How a Tankless Water Heater Works

How a Tankless Water Heater Works

The water heater in your home may look simple on the outside, but it has an ingenious design inside. It uses the principle that hot water rises to heat incoming water in the tank.

When it comes to water heater maintenance, prevention is always better (and less expensive) than cure. Regularly draining and flushing your water heater can help prevent sediment accumulation which can cause corrosion in your home’s hot water pipes.

Storage Tank Water Heaters

Traditional storage tank water heaters use a large tank to store hot water until it is needed. The tanks are heated with gas or electricity, and a thermostat controls the heating elements. When the hot water tap is turned on, the thermostat signals the system to turn on one of the electric or gas heating elements, and heat is transferred to the stored water. The hot water then flows to the faucet. These systems have a long useful life, though they typically require regular flushing to remove mineral sediment from the tank.

One drawback of this type of water heater is that it continually loses heat through the tank walls while waiting for the hot water tap to be used. This is called standby heat loss, and it drives up energy bills for the homeowner. Newer models of storage water heaters are well-insulated, and older ones can be wrapped in an insulation blanket to minimize this loss.

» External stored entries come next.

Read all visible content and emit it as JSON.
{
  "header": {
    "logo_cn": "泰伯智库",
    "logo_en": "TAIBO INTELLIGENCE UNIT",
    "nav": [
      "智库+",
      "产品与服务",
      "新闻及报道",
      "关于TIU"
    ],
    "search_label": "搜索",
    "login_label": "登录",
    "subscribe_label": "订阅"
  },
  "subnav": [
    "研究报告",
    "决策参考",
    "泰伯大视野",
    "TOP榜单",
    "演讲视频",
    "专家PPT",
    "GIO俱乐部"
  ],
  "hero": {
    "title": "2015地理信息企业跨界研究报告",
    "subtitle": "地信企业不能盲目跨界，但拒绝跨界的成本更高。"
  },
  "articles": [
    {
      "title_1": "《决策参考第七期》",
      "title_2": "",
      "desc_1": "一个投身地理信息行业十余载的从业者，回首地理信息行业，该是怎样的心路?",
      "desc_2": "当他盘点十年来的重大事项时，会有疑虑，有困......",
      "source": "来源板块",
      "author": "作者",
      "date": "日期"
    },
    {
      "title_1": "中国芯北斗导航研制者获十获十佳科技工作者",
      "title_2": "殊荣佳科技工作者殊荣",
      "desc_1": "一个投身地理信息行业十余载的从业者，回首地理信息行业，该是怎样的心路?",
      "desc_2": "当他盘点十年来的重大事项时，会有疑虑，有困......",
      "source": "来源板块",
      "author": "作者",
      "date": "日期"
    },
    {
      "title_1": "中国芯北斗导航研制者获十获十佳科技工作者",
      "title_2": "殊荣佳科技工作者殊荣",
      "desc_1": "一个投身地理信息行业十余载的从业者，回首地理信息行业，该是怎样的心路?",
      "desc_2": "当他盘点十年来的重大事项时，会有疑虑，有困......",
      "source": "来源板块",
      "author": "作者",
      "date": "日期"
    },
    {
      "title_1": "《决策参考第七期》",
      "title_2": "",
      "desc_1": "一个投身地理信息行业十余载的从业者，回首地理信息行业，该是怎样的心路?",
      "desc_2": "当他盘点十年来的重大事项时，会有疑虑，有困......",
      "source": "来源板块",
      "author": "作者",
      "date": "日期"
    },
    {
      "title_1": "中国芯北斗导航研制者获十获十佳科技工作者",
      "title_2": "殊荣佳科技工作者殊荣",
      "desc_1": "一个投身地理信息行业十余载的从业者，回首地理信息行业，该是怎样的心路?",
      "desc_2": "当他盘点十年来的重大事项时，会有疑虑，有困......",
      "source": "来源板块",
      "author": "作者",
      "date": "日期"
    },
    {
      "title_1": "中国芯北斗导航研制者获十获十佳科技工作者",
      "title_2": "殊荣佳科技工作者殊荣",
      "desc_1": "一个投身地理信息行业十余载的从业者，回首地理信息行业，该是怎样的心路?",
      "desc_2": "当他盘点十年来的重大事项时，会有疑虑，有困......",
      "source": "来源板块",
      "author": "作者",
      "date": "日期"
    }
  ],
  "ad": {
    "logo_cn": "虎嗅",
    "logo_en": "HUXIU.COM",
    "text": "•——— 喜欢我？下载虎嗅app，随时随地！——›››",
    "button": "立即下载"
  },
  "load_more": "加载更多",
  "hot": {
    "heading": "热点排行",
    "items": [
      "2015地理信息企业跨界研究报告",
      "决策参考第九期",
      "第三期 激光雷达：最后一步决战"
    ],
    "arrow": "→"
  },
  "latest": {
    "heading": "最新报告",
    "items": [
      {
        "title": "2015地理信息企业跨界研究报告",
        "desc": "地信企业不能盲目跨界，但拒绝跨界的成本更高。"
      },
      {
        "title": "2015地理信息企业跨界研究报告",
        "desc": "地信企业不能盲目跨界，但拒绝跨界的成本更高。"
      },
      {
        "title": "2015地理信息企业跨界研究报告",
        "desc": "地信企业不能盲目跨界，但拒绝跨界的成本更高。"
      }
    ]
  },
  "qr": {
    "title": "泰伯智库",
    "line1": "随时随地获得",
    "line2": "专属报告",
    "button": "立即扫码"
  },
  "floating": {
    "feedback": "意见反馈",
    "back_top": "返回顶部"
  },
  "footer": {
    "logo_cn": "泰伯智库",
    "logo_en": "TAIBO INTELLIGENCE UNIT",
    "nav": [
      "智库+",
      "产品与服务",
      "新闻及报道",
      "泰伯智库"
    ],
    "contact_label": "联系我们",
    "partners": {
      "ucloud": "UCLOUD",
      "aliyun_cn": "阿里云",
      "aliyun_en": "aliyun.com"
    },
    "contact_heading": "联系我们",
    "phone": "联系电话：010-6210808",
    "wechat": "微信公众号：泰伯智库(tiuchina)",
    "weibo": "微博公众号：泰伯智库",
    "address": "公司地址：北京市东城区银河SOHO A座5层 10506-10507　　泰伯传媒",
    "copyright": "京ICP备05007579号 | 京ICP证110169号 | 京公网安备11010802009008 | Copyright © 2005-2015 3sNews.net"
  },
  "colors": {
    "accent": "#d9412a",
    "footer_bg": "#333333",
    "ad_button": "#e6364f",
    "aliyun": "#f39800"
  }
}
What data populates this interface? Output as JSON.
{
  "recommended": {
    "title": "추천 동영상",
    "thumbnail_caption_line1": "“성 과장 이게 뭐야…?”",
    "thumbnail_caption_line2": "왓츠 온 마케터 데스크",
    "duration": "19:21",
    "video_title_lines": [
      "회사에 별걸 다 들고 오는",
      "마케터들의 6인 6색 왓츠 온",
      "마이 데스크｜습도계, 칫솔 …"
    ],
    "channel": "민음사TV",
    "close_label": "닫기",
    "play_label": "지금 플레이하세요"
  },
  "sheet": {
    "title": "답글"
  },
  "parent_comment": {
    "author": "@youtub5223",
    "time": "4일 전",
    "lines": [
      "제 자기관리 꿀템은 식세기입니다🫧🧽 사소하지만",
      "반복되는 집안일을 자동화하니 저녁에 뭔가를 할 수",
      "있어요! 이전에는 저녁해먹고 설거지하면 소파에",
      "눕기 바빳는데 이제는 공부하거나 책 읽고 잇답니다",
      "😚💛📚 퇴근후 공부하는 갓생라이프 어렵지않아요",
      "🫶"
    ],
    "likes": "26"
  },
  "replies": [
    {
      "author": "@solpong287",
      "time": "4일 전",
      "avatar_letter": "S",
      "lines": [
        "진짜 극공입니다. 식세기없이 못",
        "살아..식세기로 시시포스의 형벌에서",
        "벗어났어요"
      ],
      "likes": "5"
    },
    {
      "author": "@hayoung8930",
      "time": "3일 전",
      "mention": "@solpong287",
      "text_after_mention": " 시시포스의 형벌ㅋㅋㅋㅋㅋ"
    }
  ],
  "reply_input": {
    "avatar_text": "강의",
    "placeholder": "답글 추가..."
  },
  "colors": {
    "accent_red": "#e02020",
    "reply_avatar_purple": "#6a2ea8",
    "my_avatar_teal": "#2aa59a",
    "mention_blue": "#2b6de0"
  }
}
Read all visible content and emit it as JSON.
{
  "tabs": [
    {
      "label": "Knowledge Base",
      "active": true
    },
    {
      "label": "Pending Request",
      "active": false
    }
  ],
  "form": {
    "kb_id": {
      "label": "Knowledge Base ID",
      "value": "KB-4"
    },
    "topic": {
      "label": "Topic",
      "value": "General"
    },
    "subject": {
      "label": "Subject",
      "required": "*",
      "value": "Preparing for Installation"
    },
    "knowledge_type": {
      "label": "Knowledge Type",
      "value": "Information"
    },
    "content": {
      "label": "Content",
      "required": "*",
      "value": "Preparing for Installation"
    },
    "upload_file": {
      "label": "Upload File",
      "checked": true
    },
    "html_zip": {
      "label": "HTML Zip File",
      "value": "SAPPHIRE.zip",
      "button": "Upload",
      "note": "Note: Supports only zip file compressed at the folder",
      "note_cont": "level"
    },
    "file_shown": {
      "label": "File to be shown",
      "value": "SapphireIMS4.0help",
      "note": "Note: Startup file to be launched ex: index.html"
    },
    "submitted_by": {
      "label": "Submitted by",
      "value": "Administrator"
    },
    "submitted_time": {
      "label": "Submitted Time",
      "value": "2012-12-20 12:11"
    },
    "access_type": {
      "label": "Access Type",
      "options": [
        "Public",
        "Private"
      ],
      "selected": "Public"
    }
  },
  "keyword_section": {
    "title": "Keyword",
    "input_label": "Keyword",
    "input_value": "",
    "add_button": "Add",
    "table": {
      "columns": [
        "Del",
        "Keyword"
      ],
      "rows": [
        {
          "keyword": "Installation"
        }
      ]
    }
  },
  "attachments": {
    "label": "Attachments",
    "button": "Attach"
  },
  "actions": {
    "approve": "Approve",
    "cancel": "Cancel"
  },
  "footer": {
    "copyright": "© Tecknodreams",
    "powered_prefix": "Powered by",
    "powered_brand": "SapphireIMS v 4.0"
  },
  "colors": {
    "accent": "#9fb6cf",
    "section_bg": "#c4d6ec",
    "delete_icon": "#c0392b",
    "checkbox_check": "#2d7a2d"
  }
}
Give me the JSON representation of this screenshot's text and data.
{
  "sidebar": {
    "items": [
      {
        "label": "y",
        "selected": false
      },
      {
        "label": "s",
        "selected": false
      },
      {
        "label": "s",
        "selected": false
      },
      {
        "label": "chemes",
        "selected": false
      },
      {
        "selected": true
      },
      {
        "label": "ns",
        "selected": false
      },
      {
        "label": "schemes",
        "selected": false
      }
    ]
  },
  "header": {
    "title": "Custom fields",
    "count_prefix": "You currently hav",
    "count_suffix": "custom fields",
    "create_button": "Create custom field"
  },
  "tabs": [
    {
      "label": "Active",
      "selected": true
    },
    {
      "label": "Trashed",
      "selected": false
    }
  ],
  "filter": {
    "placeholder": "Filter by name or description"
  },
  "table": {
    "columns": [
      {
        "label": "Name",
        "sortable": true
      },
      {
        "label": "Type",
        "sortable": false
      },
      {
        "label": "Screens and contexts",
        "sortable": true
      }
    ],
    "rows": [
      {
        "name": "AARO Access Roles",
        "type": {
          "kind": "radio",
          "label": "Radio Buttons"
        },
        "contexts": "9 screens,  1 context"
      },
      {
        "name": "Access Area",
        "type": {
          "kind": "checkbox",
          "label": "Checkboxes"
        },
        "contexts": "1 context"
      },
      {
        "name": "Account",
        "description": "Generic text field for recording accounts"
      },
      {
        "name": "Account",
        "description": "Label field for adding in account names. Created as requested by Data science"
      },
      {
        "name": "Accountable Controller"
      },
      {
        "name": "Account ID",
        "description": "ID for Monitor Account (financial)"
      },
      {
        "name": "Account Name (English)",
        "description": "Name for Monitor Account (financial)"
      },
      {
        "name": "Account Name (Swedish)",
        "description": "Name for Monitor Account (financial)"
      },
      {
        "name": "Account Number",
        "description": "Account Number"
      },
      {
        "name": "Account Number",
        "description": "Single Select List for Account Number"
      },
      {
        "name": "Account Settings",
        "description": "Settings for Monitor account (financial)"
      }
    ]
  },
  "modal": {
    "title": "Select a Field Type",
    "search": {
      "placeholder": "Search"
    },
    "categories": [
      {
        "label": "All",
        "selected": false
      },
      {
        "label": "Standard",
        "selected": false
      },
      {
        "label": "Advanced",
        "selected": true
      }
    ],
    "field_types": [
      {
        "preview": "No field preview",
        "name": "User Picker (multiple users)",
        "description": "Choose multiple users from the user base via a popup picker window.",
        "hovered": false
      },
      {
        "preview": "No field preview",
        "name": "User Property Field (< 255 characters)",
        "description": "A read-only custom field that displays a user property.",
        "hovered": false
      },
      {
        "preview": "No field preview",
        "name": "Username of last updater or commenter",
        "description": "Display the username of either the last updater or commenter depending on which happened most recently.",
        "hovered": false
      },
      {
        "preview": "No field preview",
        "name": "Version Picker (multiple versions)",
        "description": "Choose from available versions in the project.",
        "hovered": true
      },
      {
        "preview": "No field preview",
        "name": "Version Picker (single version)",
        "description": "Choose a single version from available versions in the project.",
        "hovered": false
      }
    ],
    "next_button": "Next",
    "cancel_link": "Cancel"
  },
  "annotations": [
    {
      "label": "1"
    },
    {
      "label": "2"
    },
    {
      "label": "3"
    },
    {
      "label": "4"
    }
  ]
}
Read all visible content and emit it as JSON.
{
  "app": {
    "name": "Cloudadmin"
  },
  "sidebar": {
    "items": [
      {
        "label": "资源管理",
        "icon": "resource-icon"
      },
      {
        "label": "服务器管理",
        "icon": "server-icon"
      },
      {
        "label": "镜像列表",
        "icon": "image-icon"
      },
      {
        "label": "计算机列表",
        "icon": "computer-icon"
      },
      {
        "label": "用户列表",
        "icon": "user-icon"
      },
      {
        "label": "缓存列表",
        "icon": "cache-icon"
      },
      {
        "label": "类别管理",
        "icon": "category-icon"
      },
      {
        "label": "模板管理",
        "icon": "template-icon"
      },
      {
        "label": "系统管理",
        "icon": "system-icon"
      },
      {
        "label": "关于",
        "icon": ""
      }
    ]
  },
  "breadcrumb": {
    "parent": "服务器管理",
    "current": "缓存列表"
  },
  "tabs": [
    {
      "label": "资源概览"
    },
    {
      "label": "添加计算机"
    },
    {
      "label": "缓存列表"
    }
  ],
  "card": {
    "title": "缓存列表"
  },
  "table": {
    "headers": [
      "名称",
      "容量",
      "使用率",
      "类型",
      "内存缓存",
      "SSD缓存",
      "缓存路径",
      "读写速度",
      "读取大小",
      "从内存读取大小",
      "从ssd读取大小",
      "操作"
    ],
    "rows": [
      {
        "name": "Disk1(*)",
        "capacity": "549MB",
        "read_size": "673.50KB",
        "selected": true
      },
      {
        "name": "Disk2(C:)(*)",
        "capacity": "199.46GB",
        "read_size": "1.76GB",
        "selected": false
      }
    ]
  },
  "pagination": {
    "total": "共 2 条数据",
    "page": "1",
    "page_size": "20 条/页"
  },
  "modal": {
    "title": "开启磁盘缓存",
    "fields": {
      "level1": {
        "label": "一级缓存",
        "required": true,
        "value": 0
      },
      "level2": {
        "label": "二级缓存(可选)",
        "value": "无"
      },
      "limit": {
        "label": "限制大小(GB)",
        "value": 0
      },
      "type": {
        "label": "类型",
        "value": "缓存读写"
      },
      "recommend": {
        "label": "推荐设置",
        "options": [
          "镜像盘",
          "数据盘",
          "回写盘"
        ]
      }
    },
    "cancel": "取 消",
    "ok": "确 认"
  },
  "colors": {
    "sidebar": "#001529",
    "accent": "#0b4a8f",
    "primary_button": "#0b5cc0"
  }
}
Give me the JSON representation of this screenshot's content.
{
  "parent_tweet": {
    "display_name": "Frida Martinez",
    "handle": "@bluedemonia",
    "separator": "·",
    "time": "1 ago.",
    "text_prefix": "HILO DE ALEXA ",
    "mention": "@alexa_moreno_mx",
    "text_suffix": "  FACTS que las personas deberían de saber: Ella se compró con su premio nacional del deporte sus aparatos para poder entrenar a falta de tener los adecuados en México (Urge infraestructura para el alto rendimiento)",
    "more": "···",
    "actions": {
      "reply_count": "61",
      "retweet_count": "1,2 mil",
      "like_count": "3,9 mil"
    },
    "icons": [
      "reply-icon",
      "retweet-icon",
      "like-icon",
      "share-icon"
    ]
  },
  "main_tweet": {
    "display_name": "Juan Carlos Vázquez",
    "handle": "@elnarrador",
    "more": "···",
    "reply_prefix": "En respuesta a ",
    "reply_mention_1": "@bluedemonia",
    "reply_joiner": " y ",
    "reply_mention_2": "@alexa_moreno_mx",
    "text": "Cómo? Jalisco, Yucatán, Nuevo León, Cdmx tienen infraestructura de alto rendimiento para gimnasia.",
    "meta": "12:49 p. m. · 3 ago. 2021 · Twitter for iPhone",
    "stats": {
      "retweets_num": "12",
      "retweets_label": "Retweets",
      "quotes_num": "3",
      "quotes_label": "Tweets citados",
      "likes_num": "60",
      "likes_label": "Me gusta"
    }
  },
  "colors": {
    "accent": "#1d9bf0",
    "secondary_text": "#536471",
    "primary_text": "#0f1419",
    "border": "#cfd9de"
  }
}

Also, these systems take up more space than on-demand models. This isn’t usually a problem in homes with basements, but it can be an issue for homes that are space-challenged. In addition, if you replace an old storage tank water heater with a new model, the newer water heater may be larger and require a bigger space, due to federal energy efficiency requirements.

Tankless Water Heaters

A tankless water heater creates hot water on demand, heating it when the unit senses a flow of water through the system. This type of heater is more energy-efficient than traditional models because it uses less fuel and power to operate. This also helps homeowners save money on utility bills, and it’s a better option for the environment.

This type of heater comes in gas and electric varieties. A gas tankless model is the preferred choice for homes that use a lot of hot water, as it can handle a higher demand than an electric unit. Electric models are more suitable for smaller homes or single-family residences that don’t require a high volume of hot water usage.

The best tankless water heaters have a flow rate that’s matched to your home’s needs, allowing you to use as much or as little hot water heater water as you want without worrying about running out of water. The most popular tankless models are capable of delivering up to 11 gallons per minute (GPM) using a high draw pattern, which is the industry standard for evaluating heavy-duty water heaters.

Like other types of water heaters, tankless models require regular maintenance to keep them in good condition. This includes flushing the heat exchanger to remove hard-water deposits, ensuring the gas supply line is properly connected and that there are no leaks, and checking for signs of electrical issues. If you hear rattling or banging sounds, call for a professional inspection to determine the source of the problem.

Energy-Efficient Water Heaters

For eco-conscious homeowners, choosing an energy-efficient water heater is a smart investment. It not only saves money and reduces carbon emissions, but it also helps you lower your electric bills. Look for ENERGY STAR certified models with a high Uniform Energy Factor (UEF) rating, which reflects how efficiently the water heater heats and stores water.

If you opt for a conventional storage tank water heater, look for options with insulation to minimize cycling losses. These are the energy losses that occur while hot water circulates through the tank, inlet and outlet pipes. In addition, consider a gas model with an automatic ignition pilot that turns off when not needed, rather than using a constant flame like older models.

Another option is a hybrid water heater, which uses a regular tank for storing hot water and a demand-type system that heats water only when you use it. This type of water heater can be 24%-34% more efficient than standard tank water heaters, and it can help you reduce your electricity usage by up to 20%.

If you want to cut your energy costs even further, consider an electric heat pump water heater (HPWH). These units rely on electricity for heating, but they work like “batteries” that store and use clean, renewable solar power. They can run on tankless instant water heater off-peak electricity, lowering your electric bill and cutting your carbon footprint, and they’re eligible for the federal Energy Efficient Home Improvement Tax Credit through 2024.


A storage tank water heater is a simple appliance that heats your water on demand when you need it. Water enters the appliance unheated and is heated by electric resistance elements that run from side to side. Once the water reaches a high enough temperature, it flows through a pipe at the bottom of the heater to your home’s hot water system.

Installing a new water heater or replacing an existing one is typically a fairly straightforward plumbing job. The most significant cost comes from modifying or expanding the existing water and gas lines to accommodate the new unit. This work requires a professional to ensure it’s done safely and in compliance with local plumbing, building and safety codes.

Depending on your location, you may need to modify or extend the cold and hot water lines to the water heater. You’ll also need to make connections for the gas valve and electrical wires.

You can purchase copper tubing, a soldering iron and pipe fittings at your local hardware store for completing these tasks. However, it’s often easier to hire a plumber for the installation process to prevent any accidental damage or mistakes. For example, improperly connecting a gas line can cause a carbon monoxide leak or a fire. It’s also not a good idea to attempt to remove or install a gas water heater without a proper permit.